Mehmed Âkif, inancıyla, düşüncesiyle, yaşantısıyla, mücadelesiyle genç nesillerin örnek alacağı, doğumundan vefatına kadar temiz, pürüzsüz bir hayat yaşayan güzîde bir şahsiyet, kıymetli bir mütefekkir, çok değerli bir sanatkârdır. Her şeyden önemlisi de,“Dâvâsından taviz vermeyen, hayatını dâvâsına adamış bir adam…” Cihanda “Sözüm odun gibi olsun; hakîkat olsun tek!” demeyi en büyük ilke hâline getirmiş bir adam…
Yine bu doğrultuda Mehmed Âkif, Cumhuriyet devrinde hakkında en çok kitap ve makale yazılan şâir ve mütefekkirlerden biridir. Bu, olağan bir durumdur. Çünkü Âkif, bu ülkenin fikrinin, düşüncesinin ve edebiyatının en önemli mihenk taşlarından biridir.
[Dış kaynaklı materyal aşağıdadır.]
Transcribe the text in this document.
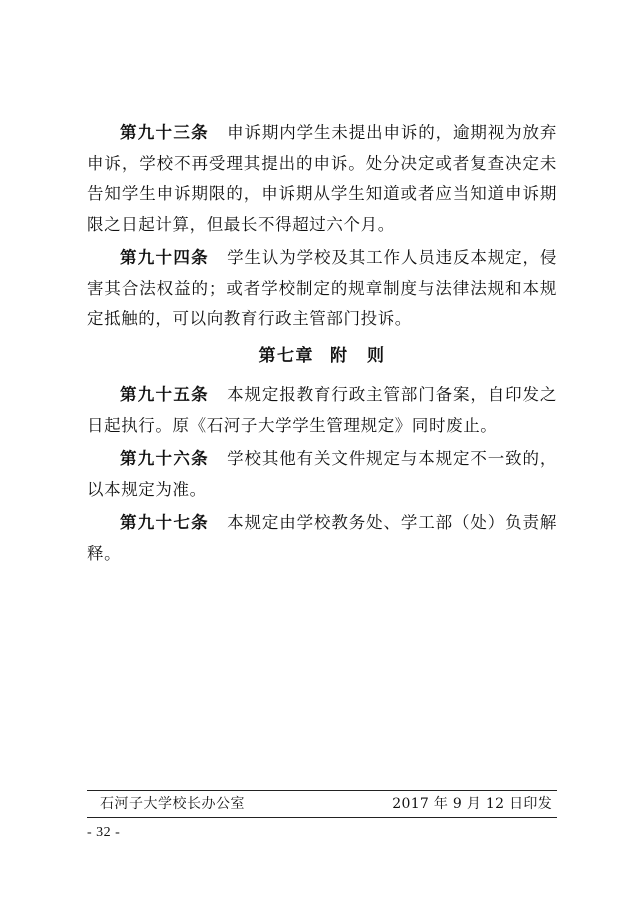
第九十三条 申诉期内学生未提出申诉的，逾期视为放弃申诉，学校不再受理其提出的申诉。处分决定或者复查决定未告知学生申诉期限的，申诉期从学生知道或者应当知道申诉期限之日起计算，但最长不得超过六个月。

第九十四条 学生认为学校及其工作人员违反本规定，侵害其合法权益的；或者学校制定的规章制度与法律法规和本规定抵触的，可以向教育行政主管部门投诉。

第七章 附　则

第九十五条 本规定报教育行政主管部门备案，自印发之日起执行。原《石河子大学学生管理规定》同时废止。

第九十六条 学校其他有关文件规定与本规定不一致的，以本规定为准。

第九十七条 本规定由学校教务处、学工部（处）负责解释。

石河子大学校长办公室	2017 年 9 月 12 日印发
- 32 -
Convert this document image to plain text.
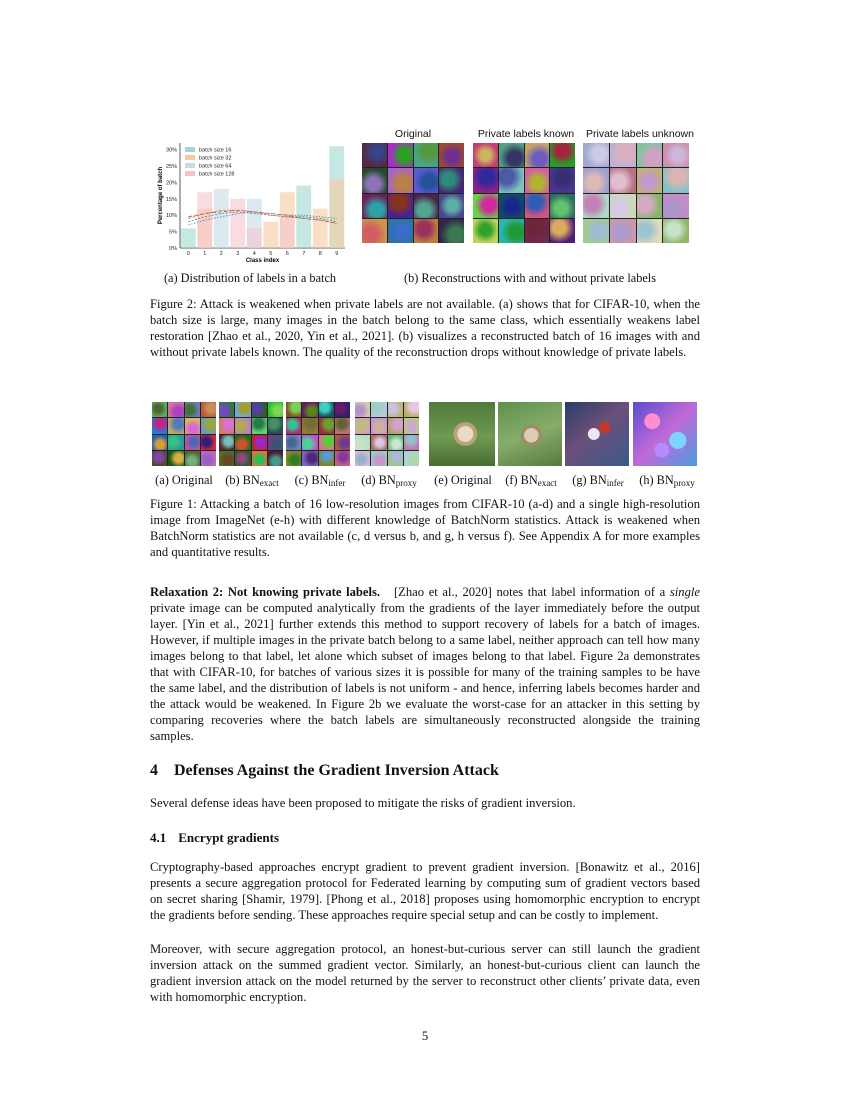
0%
5%
10%
15%
20%
25%
30%
0 1 2 3 4 5 6 7 8 9
Class index
Percentage of batch
batch size 16
batch size 32
batch size 64
batch size 128
Original	Private labels known	Private labels unknown
(a) Distribution of labels in a batch	(b) Reconstructions with and without private labels

Figure 2: Attack is weakened when private labels are not available. (a) shows that for CIFAR-10, when the batch size is large, many images in the batch belong to the same class, which essentially weakens label restoration [Zhao et al., 2020, Yin et al., 2021]. (b) visualizes a reconstructed batch of 16 images with and without private labels known. The quality of the reconstruction drops without knowledge of private labels.

(a) Original	(b) $BN_{exact}$	(c) $BN_{infer}$	(d) $BN_{proxy}$	(e) Original	(f) $BN_{exact}$	(g) $BN_{infer}$	(h) $BN_{proxy}$

Figure 1: Attacking a batch of 16 low-resolution images from CIFAR-10 (a-d) and a single high-resolution image from ImageNet (e-h) with different knowledge of BatchNorm statistics. Attack is weakened when BatchNorm statistics are not available (c, d versus b, and g, h versus f). See Appendix A for more examples and quantitative results.

Relaxation 2: Not knowing private labels. [Zhao et al., 2020] notes that label information of a single private image can be computed analytically from the gradients of the layer immediately before the output layer. [Yin et al., 2021] further extends this method to support recovery of labels for a batch of images. However, if multiple images in the private batch belong to a same label, neither approach can tell how many images belong to that label, let alone which subset of images belong to that label. Figure 2a demonstrates that with CIFAR-10, for batches of various sizes it is possible for many of the training samples to be have the same label, and the distribution of labels is not uniform - and hence, inferring labels becomes harder and the attack would be weakened. In Figure 2b we evaluate the worst-case for an attacker in this setting by comparing recoveries where the batch labels are simultaneously reconstructed alongside the training samples.

4 Defenses Against the Gradient Inversion Attack

Several defense ideas have been proposed to mitigate the risks of gradient inversion.

4.1 Encrypt gradients

Cryptography-based approaches encrypt gradient to prevent gradient inversion. [Bonawitz et al., 2016] presents a secure aggregation protocol for Federated learning by computing sum of gradient vectors based on secret sharing [Shamir, 1979]. [Phong et al., 2018] proposes using homomorphic encryption to encrypt the gradients before sending. These approaches require special setup and can be costly to implement.

Moreover, with secure aggregation protocol, an honest-but-curious server can still launch the gradient inversion attack on the summed gradient vector. Similarly, an honest-but-curious client can launch the gradient inversion attack on the model returned by the server to reconstruct other clients’ private data, even with homomorphic encryption.

5
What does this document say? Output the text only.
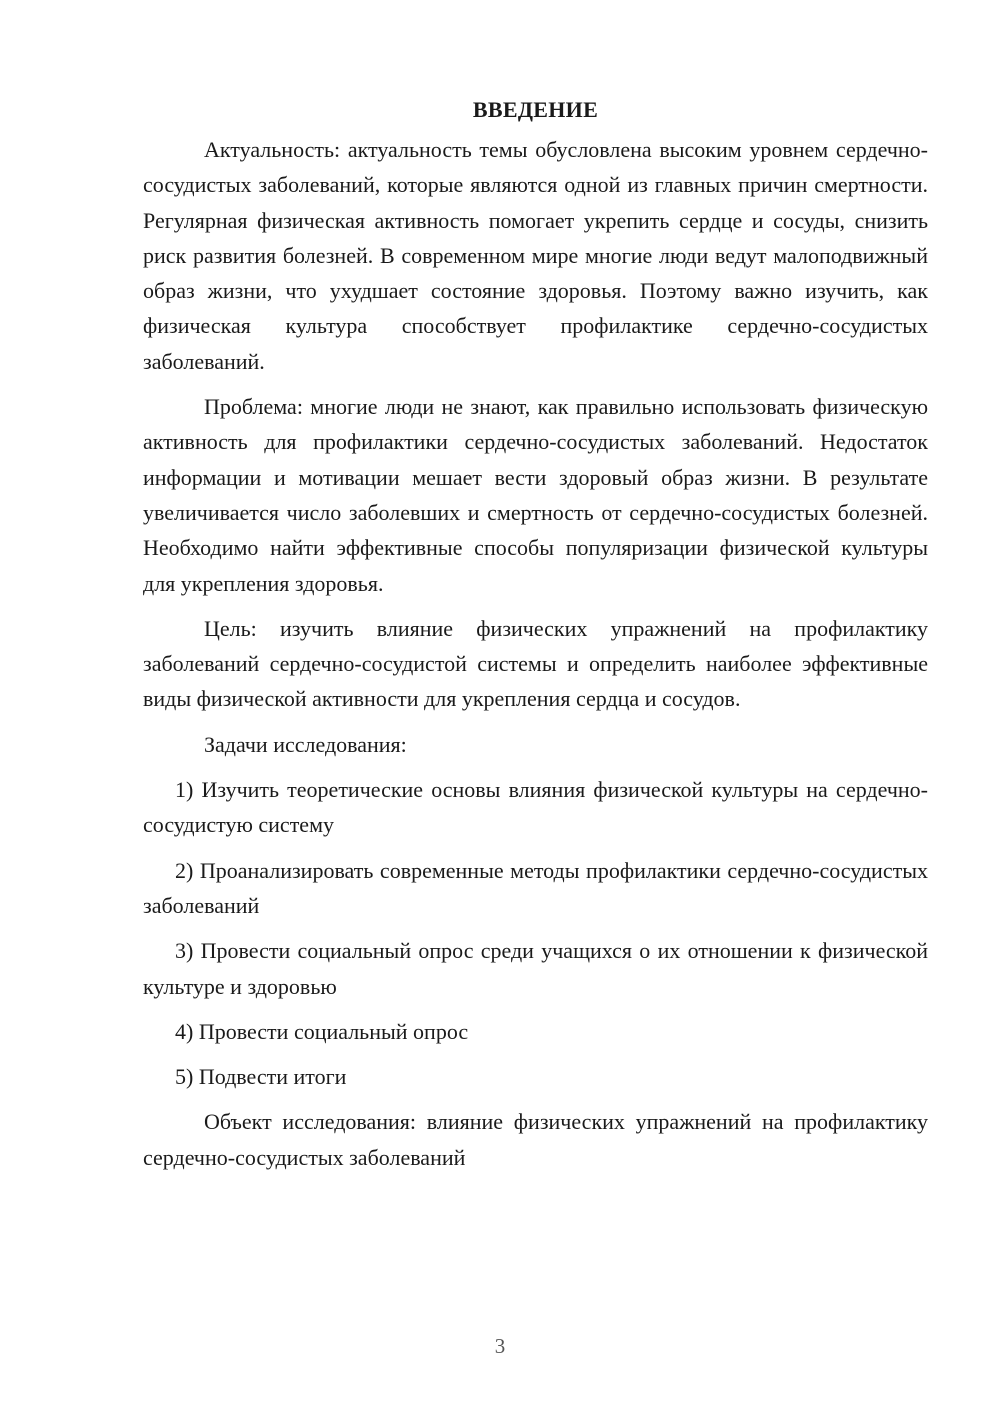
ВВЕДЕНИЕ

Актуальность: актуальность темы обусловлена высоким уровнем сердечно-сосудистых заболеваний, которые являются одной из главных причин смертности. Регулярная физическая активность помогает укрепить сердце и сосуды, снизить риск развития болезней. В современном мире многие люди ведут малоподвижный образ жизни, что ухудшает состояние здоровья. Поэтому важно изучить, как физическая культура способствует профилактике сердечно-сосудистых заболеваний.

Проблема: многие люди не знают, как правильно использовать физическую активность для профилактики сердечно-сосудистых заболеваний. Недостаток информации и мотивации мешает вести здоровый образ жизни. В результате увеличивается число заболевших и смертность от сердечно-сосудистых болезней. Необходимо найти эффективные способы популяризации физической культуры для укрепления здоровья.

Цель: изучить влияние физических упражнений на профилактику заболеваний сердечно-сосудистой системы и определить наиболее эффективные виды физической активности для укрепления сердца и сосудов.

Задачи исследования:

1) Изучить теоретические основы влияния физической культуры на сердечно-сосудистую систему

2) Проанализировать современные методы профилактики сердечно-сосудистых заболеваний

3) Провести социальный опрос среди учащихся о их отношении к физической культуре и здоровью

4) Провести социальный опрос

5) Подвести итоги

Объект исследования: влияние физических упражнений на профилактику сердечно-сосудистых заболеваний

3
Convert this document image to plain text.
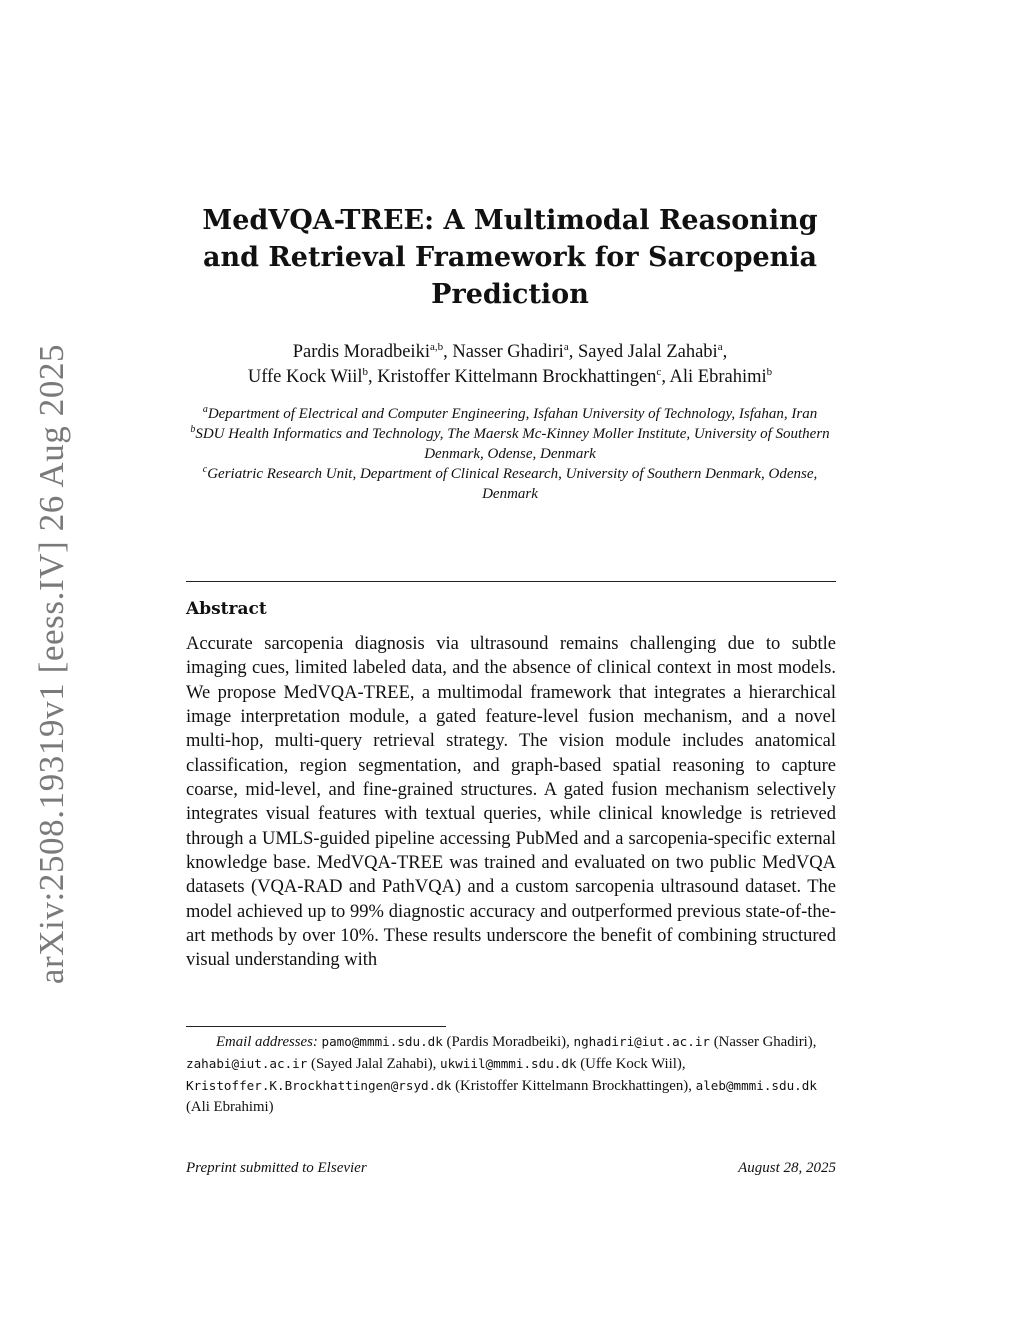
arXiv:2508.19319v1 [eess.IV] 26 Aug 2025
MedVQA-TREE: A Multimodal Reasoning
and Retrieval Framework for Sarcopenia
Prediction
Pardis Moradbeiki$^{a,b}$, Nasser Ghadiri$^a$, Sayed Jalal Zahabi$^a$,
Uffe Kock Wiil$^b$, Kristoffer Kittelmann Brockhattingen$^c$, Ali Ebrahimi$^b$
$^a$Department of Electrical and Computer Engineering, Isfahan University of Technology, Isfahan, Iran
$^b$SDU Health Informatics and Technology, The Maersk Mc-Kinney Moller Institute, University of Southern Denmark, Odense, Denmark
$^c$Geriatric Research Unit, Department of Clinical Research, University of Southern Denmark, Odense, Denmark
Abstract

Accurate sarcopenia diagnosis via ultrasound remains challenging due to subtle imaging cues, limited labeled data, and the absence of clinical context in most models. We propose MedVQA-TREE, a multimodal framework that integrates a hierarchical image interpretation module, a gated feature-level fusion mechanism, and a novel multi-hop, multi-query retrieval strategy. The vision module includes anatomical classification, region segmentation, and graph-based spatial reasoning to capture coarse, mid-level, and fine-grained structures. A gated fusion mechanism selectively integrates visual features with textual queries, while clinical knowledge is retrieved through a UMLS-guided pipeline accessing PubMed and a sarcopenia-specific external knowledge base. MedVQA-TREE was trained and evaluated on two public MedVQA datasets (VQA-RAD and PathVQA) and a custom sarcopenia ultrasound dataset. The model achieved up to 99% diagnostic accuracy and outperformed previous state-of-the-art methods by over 10%. These results underscore the benefit of combining structured visual understanding with

Email addresses: pamo@mmmi.sdu.dk (Pardis Moradbeiki), nghadiri@iut.ac.ir (Nasser Ghadiri), zahabi@iut.ac.ir (Sayed Jalal Zahabi), ukwiil@mmmi.sdu.dk (Uffe Kock Wiil), Kristoffer.K.Brockhattingen@rsyd.dk (Kristoffer Kittelmann Brockhattingen), aleb@mmmi.sdu.dk (Ali Ebrahimi)
Preprint submitted to Elsevier	August 28, 2025
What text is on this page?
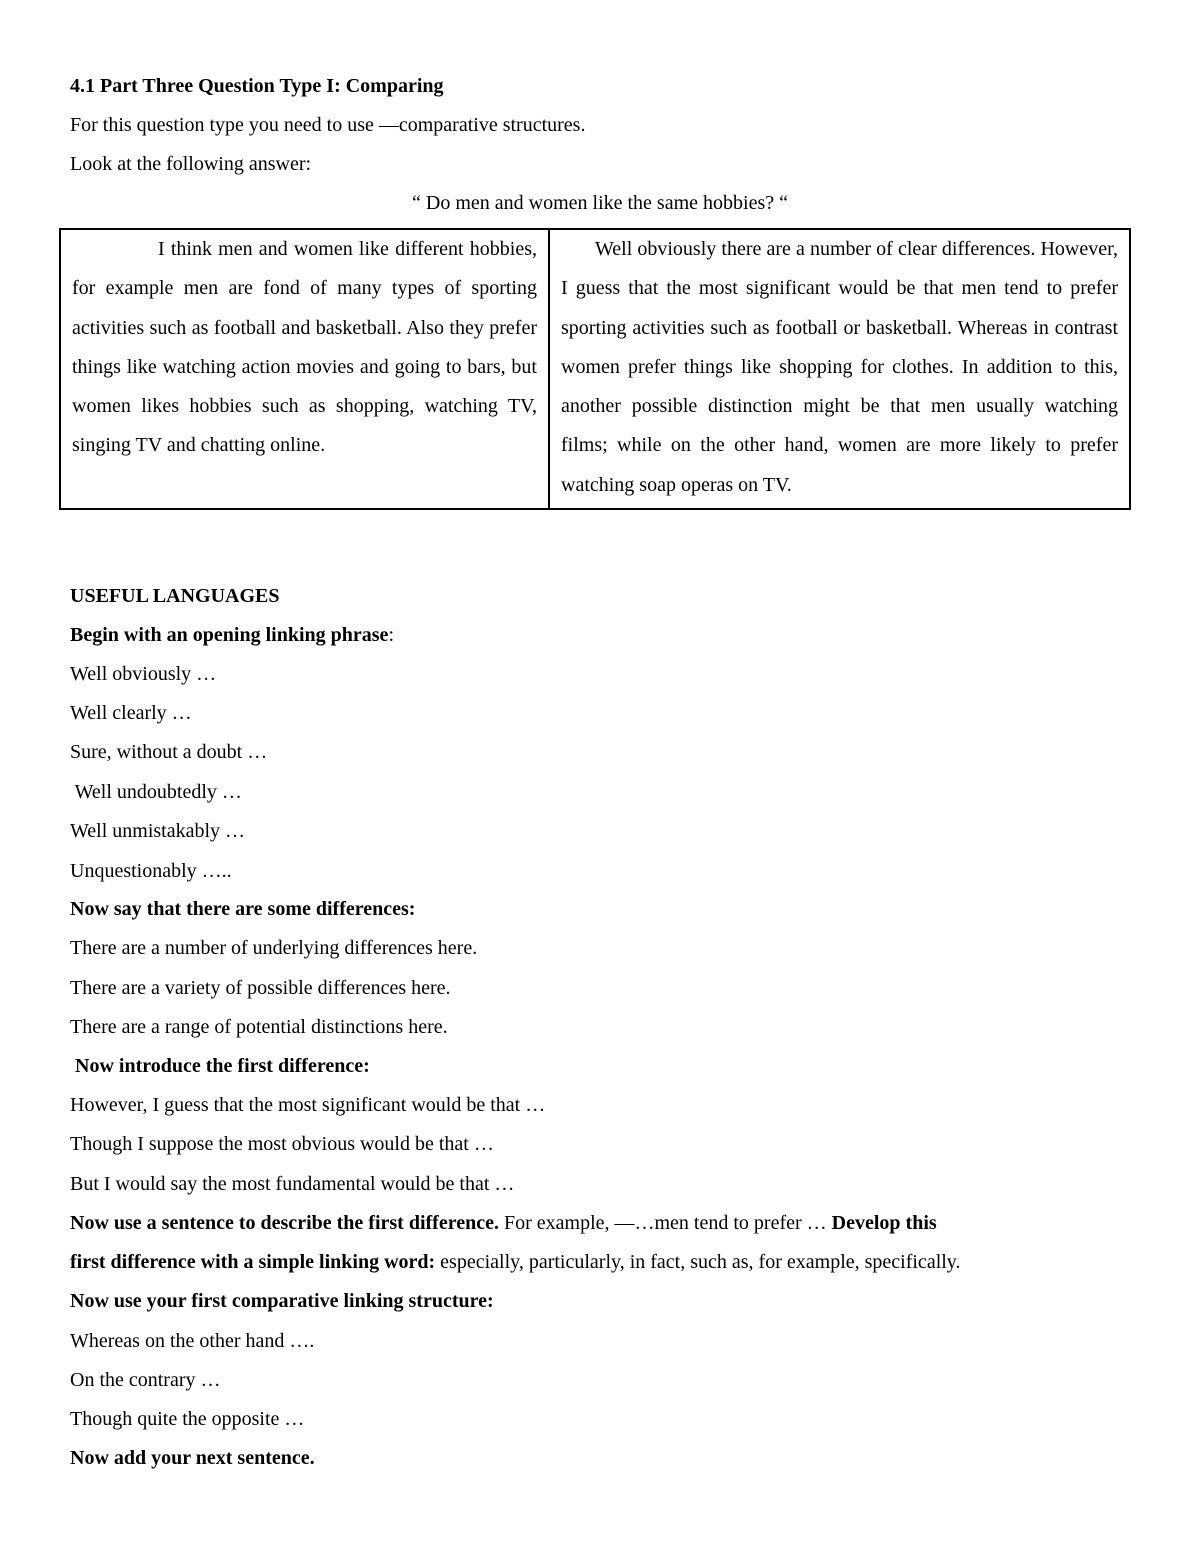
4.1 Part Three Question Type I: Comparing
For this question type you need to use —comparative structures.
Look at the following answer:
“ Do men and women like the same hobbies? “
I think men and women like different hobbies, for example men are fond of many types of sporting activities such as football and basketball. Also they prefer things like watching action movies and going to bars, but women likes hobbies such as shopping, watching TV, singing TV and chatting online.	Well obviously there are a number of clear differences. However, I guess that the most significant would be that men tend to prefer sporting activities such as football or basketball. Whereas in contrast women prefer things like shopping for clothes. In addition to this, another possible distinction might be that men usually watching films; while on the other hand, women are more likely to prefer watching soap operas on TV.
USEFUL LANGUAGES
Begin with an opening linking phrase:
Well obviously …
Well clearly …
Sure, without a doubt …
Well undoubtedly …
Well unmistakably …
Unquestionably …..
Now say that there are some differences:
There are a number of underlying differences here.
There are a variety of possible differences here.
There are a range of potential distinctions here.
Now introduce the first difference:
However, I guess that the most significant would be that …
Though I suppose the most obvious would be that …
But I would say the most fundamental would be that …
Now use a sentence to describe the first difference. For example, —…men tend to prefer … Develop this
first difference with a simple linking word: especially, particularly, in fact, such as, for example, specifically.
Now use your first comparative linking structure:
Whereas on the other hand ….
On the contrary …
Though quite the opposite …
Now add your next sentence.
Buna karşın Mehmed Âkif, edebiyat çevrelerince Müslüman bir şair ve mütefekkir olmanın, İslâmcı bir düşünür olmanın bedelini; görmezden gelinerek, dışlanarak, karalamalara maruz kalarak fazlasıyla ödemek zorunda bırakılır. Nitekim 1908’den başlayarak 1938’lere kadar tam otuz yıl boyunca Batıcı ve Türkçü çevreler onu yok sayar; onun sanatını, şairliğini yadsımaya, hafife almaya çalışır. İşte bu nedenle biz de bu büyük mütefekkir ve şâirin hayatını kronolojik olarak incelemeye, hayatının bütün yönlerini tarih sırası içinde okumaya ve anlamaya, böylelikle kronolojik olarak hayat hikâyesini ortaya koymaya çalıştık. Bununla da yetinmeyerek, kronolojide yeri ve sırası geldikçe konuyla ilgili resimlere de yer vererek, hazırladığımız çalışmayı görsel açıdan da zenginleştirmeye çabaladık.